Biochemical data and previous PET data from our cohort help to elucidate potential mechanisms, which could mediate the influence of the MAOB rs1799836 genotype on the time to onset of LID. MAOB genotypes correlate with low/intermediate enzyme activity in human brain tissue [18] and with low putaminal dopamine turnover in early PD as directly measured by 18F-fluorodopa PET [15]. Extensively elevated dopamine turnover has been discussed as an early disease-intrinsic compensatory mechanism leading to imbalance between dopamine synthesis, storage, and release, subsequently to more prominent fluctuations in dopamine concentration and thus greater propensity for motor complications [3]. In line with our previous results showing no influence of polymorphisms in COMT (rs4680), DAT (VNTR), and DDC (rs921451) on dopamine turnover in de novo PD [15], we did not observe any associations between these polymorphisms and motor complications. It is thus likely that the effects of the MAOB rs1799836 genotype on the onset of levodopa-induced motor complications are mediated by a modulation of compensatory changes in dopamine metabolism.

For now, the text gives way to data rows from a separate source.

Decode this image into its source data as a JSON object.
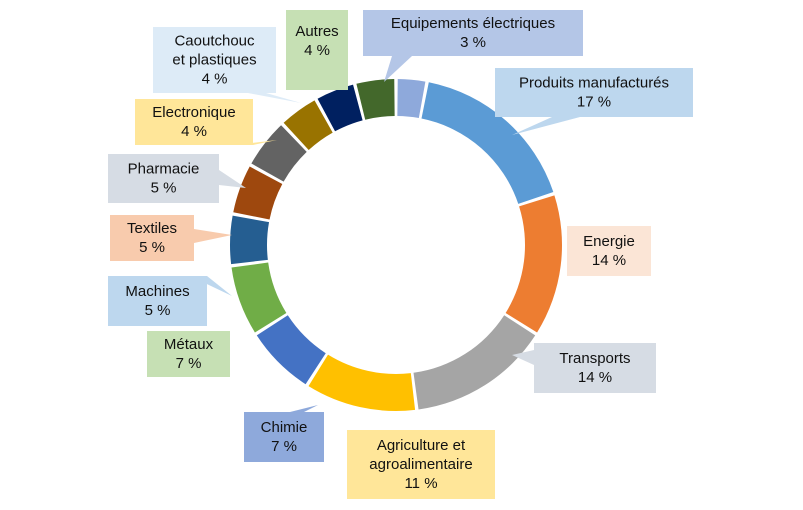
{
  "chart_data": {
    "type": "pie",
    "style": "donut",
    "title": "",
    "legend": "none",
    "value_suffix": " %",
    "slices": [
      {
        "label": "Equipements électriques",
        "value": 3,
        "color": "#8EA9DB",
        "label_bg": "#B4C6E7"
      },
      {
        "label": "Produits manufacturés",
        "value": 17,
        "color": "#5B9BD5",
        "label_bg": "#BDD7EE"
      },
      {
        "label": "Energie",
        "value": 14,
        "color": "#ED7D31",
        "label_bg": "#FBE5D6"
      },
      {
        "label": "Transports",
        "value": 14,
        "color": "#A5A5A5",
        "label_bg": "#D6DCE4"
      },
      {
        "label": "Agriculture et agroalimentaire",
        "value": 11,
        "color": "#FFC000",
        "label_bg": "#FFE699"
      },
      {
        "label": "Chimie",
        "value": 7,
        "color": "#4472C4",
        "label_bg": "#8EA9DB"
      },
      {
        "label": "Métaux",
        "value": 7,
        "color": "#70AD47",
        "label_bg": "#C6E0B4"
      },
      {
        "label": "Machines",
        "value": 5,
        "color": "#255E91",
        "label_bg": "#BDD7EE"
      },
      {
        "label": "Textiles",
        "value": 5,
        "color": "#9E480E",
        "label_bg": "#F8CBAD"
      },
      {
        "label": "Pharmacie",
        "value": 5,
        "color": "#636363",
        "label_bg": "#D6DCE4"
      },
      {
        "label": "Electronique",
        "value": 4,
        "color": "#997300",
        "label_bg": "#FFE699"
      },
      {
        "label": "Caoutchouc et plastiques",
        "value": 4,
        "color": "#002060",
        "label_bg": "#DDEBF7"
      },
      {
        "label": "Autres",
        "value": 4,
        "color": "#43682B",
        "label_bg": "#C6E0B4"
      }
    ]
  }
}
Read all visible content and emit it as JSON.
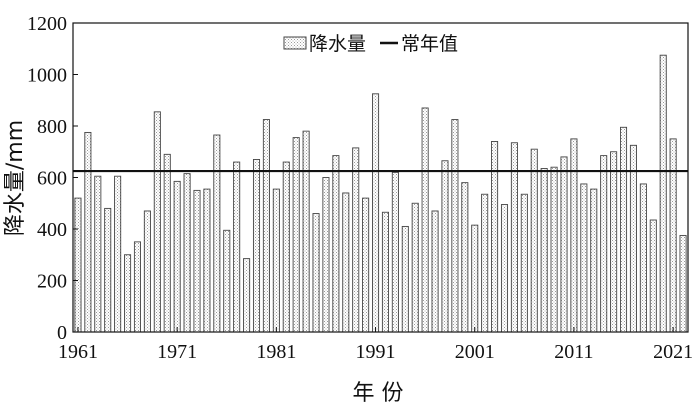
{
  "chart_data": {
    "type": "bar",
    "x": [
      1961,
      1962,
      1963,
      1964,
      1965,
      1966,
      1967,
      1968,
      1969,
      1970,
      1971,
      1972,
      1973,
      1974,
      1975,
      1976,
      1977,
      1978,
      1979,
      1980,
      1981,
      1982,
      1983,
      1984,
      1985,
      1986,
      1987,
      1988,
      1989,
      1990,
      1991,
      1992,
      1993,
      1994,
      1995,
      1996,
      1997,
      1998,
      1999,
      2000,
      2001,
      2002,
      2003,
      2004,
      2005,
      2006,
      2007,
      2008,
      2009,
      2010,
      2011,
      2012,
      2013,
      2014,
      2015,
      2016,
      2017,
      2018,
      2019,
      2020,
      2021,
      2022
    ],
    "series": [
      {
        "name": "降水量",
        "values": [
          520,
          775,
          605,
          480,
          605,
          300,
          350,
          470,
          855,
          690,
          585,
          615,
          550,
          555,
          765,
          395,
          660,
          285,
          670,
          825,
          555,
          660,
          755,
          780,
          460,
          600,
          685,
          540,
          715,
          520,
          925,
          465,
          620,
          410,
          500,
          870,
          470,
          665,
          825,
          580,
          415,
          535,
          740,
          495,
          735,
          535,
          710,
          635,
          640,
          680,
          750,
          575,
          555,
          685,
          700,
          795,
          725,
          575,
          435,
          1075,
          750,
          375
        ]
      }
    ],
    "reference_line": {
      "name": "常年值",
      "value": 625
    },
    "xlabel": "年 份",
    "ylabel": "降水量/mm",
    "xticks": [
      1961,
      1971,
      1981,
      1991,
      2001,
      2011,
      2021
    ],
    "yticks": [
      0,
      200,
      400,
      600,
      800,
      1000,
      1200
    ],
    "ylim": [
      0,
      1200
    ],
    "legend_position": "top-center",
    "grid": false
  },
  "colors": {
    "bar_fill": "#ffffff",
    "bar_stroke": "#444444",
    "line": "#111111",
    "axis": "#111111"
  }
}
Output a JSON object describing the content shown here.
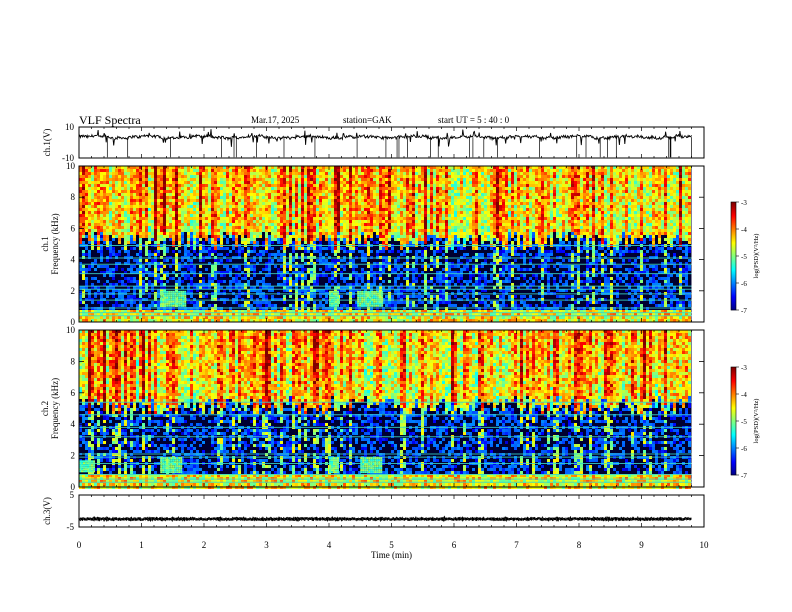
{
  "header": {
    "title": "VLF  Spectra",
    "date": "Mar.17, 2025",
    "station": "station=GAK",
    "start": "start  UT  =    5  : 40 : 0"
  },
  "chart_data": [
    {
      "type": "line",
      "panel": "ch1-waveform",
      "ylabel": "ch.1(V)",
      "ylim": [
        -10,
        10
      ],
      "yticks": [
        "10",
        "-10"
      ],
      "baseline": 3.5
    },
    {
      "type": "heatmap",
      "panel": "ch1-spectrogram",
      "ylabel": "ch.1\nFrequency  (kHz)",
      "ylabel_lines": [
        "ch.1",
        "Frequency  (kHz)"
      ],
      "ylim": [
        0,
        10
      ],
      "yticks": [
        "0",
        "2",
        "4",
        "6",
        "8",
        "10"
      ],
      "colorbar": {
        "label": "log(PSD)(V²/Hz)",
        "range": [
          -7,
          -3
        ],
        "ticks": [
          "-3",
          "-4",
          "-5",
          "-6",
          "-7"
        ]
      },
      "lines_khz": [
        0.4,
        0.6,
        0.9,
        1.4,
        1.8,
        2.1,
        2.3,
        3.1,
        3.7,
        4.1,
        4.9
      ],
      "bursts": [
        {
          "t_min": 1.3,
          "t_max": 1.7,
          "f_min": 1.1,
          "f_max": 2.0
        },
        {
          "t_min": 4.0,
          "t_max": 4.15,
          "f_min": 1.1,
          "f_max": 2.0
        },
        {
          "t_min": 4.45,
          "t_max": 4.85,
          "f_min": 1.1,
          "f_max": 2.0
        }
      ]
    },
    {
      "type": "heatmap",
      "panel": "ch2-spectrogram",
      "ylabel": "ch.2\nFrequency  (kHz)",
      "ylabel_lines": [
        "ch.2",
        "Frequency  (kHz)"
      ],
      "ylim": [
        0,
        10
      ],
      "yticks": [
        "0",
        "2",
        "4",
        "6",
        "8",
        "10"
      ],
      "colorbar": {
        "label": "log(PSD)(V²/Hz)",
        "range": [
          -7,
          -3
        ],
        "ticks": [
          "-3",
          "-4",
          "-5",
          "-6",
          "-7"
        ]
      },
      "lines_khz": [
        0.3,
        0.5,
        0.8,
        1.5,
        1.9,
        2.1,
        3.2,
        3.8,
        4.6,
        5.4
      ],
      "bursts": [
        {
          "t_min": 0.0,
          "t_max": 0.25,
          "f_min": 1.0,
          "f_max": 1.7
        },
        {
          "t_min": 1.3,
          "t_max": 1.65,
          "f_min": 0.9,
          "f_max": 1.9
        },
        {
          "t_min": 4.0,
          "t_max": 4.15,
          "f_min": 0.9,
          "f_max": 1.9
        },
        {
          "t_min": 4.5,
          "t_max": 4.85,
          "f_min": 0.9,
          "f_max": 1.9
        }
      ]
    },
    {
      "type": "line",
      "panel": "ch3-waveform",
      "ylabel": "ch.3(V)",
      "ylim": [
        -5,
        5
      ],
      "yticks": [
        "5",
        "-5"
      ],
      "baseline": -2.5
    }
  ],
  "xaxis": {
    "label": "Time  (min)",
    "range": [
      0,
      10
    ],
    "ticks": [
      "0",
      "1",
      "2",
      "3",
      "4",
      "5",
      "6",
      "7",
      "8",
      "9",
      "10"
    ],
    "data_end": 9.8
  },
  "colors": {
    "black": "#000000",
    "grid": "#808080"
  }
}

Our study has several limitations. First, the use of a relatively small cohort from a single centre and the retrospective nature of our study may limit generalizability. On the contrary, our results were obtained from a meticulously followed up and well-defined patient cohort with available 18F-fluorodopa PET data, exclusively allowing for mechanistic considerations of genotype effects. Secondly, we were not able to control for different medication regimes during the observation period, since the treatment was open-label after the initial allocation. However, we did not find any differences in the pharmacological treatment between the genotype groups, which argues against a differential effect of medication on study outcomes.

5. Conclusion

In conclusion, our study suggests that the functional MAOB gene intron 13 polymorphism could predict the development of LID. However, it is essential that these results are confirmed by other studies on larger cohorts, especially as our study cohort is relatively small and the results of previous genetic studies have been conflicting. Individual assessment of this polymorphism might be helpful for early risk stratification and could aid patient-tailored therapeutic strategies to prevent or delay motor complications in the course of PD.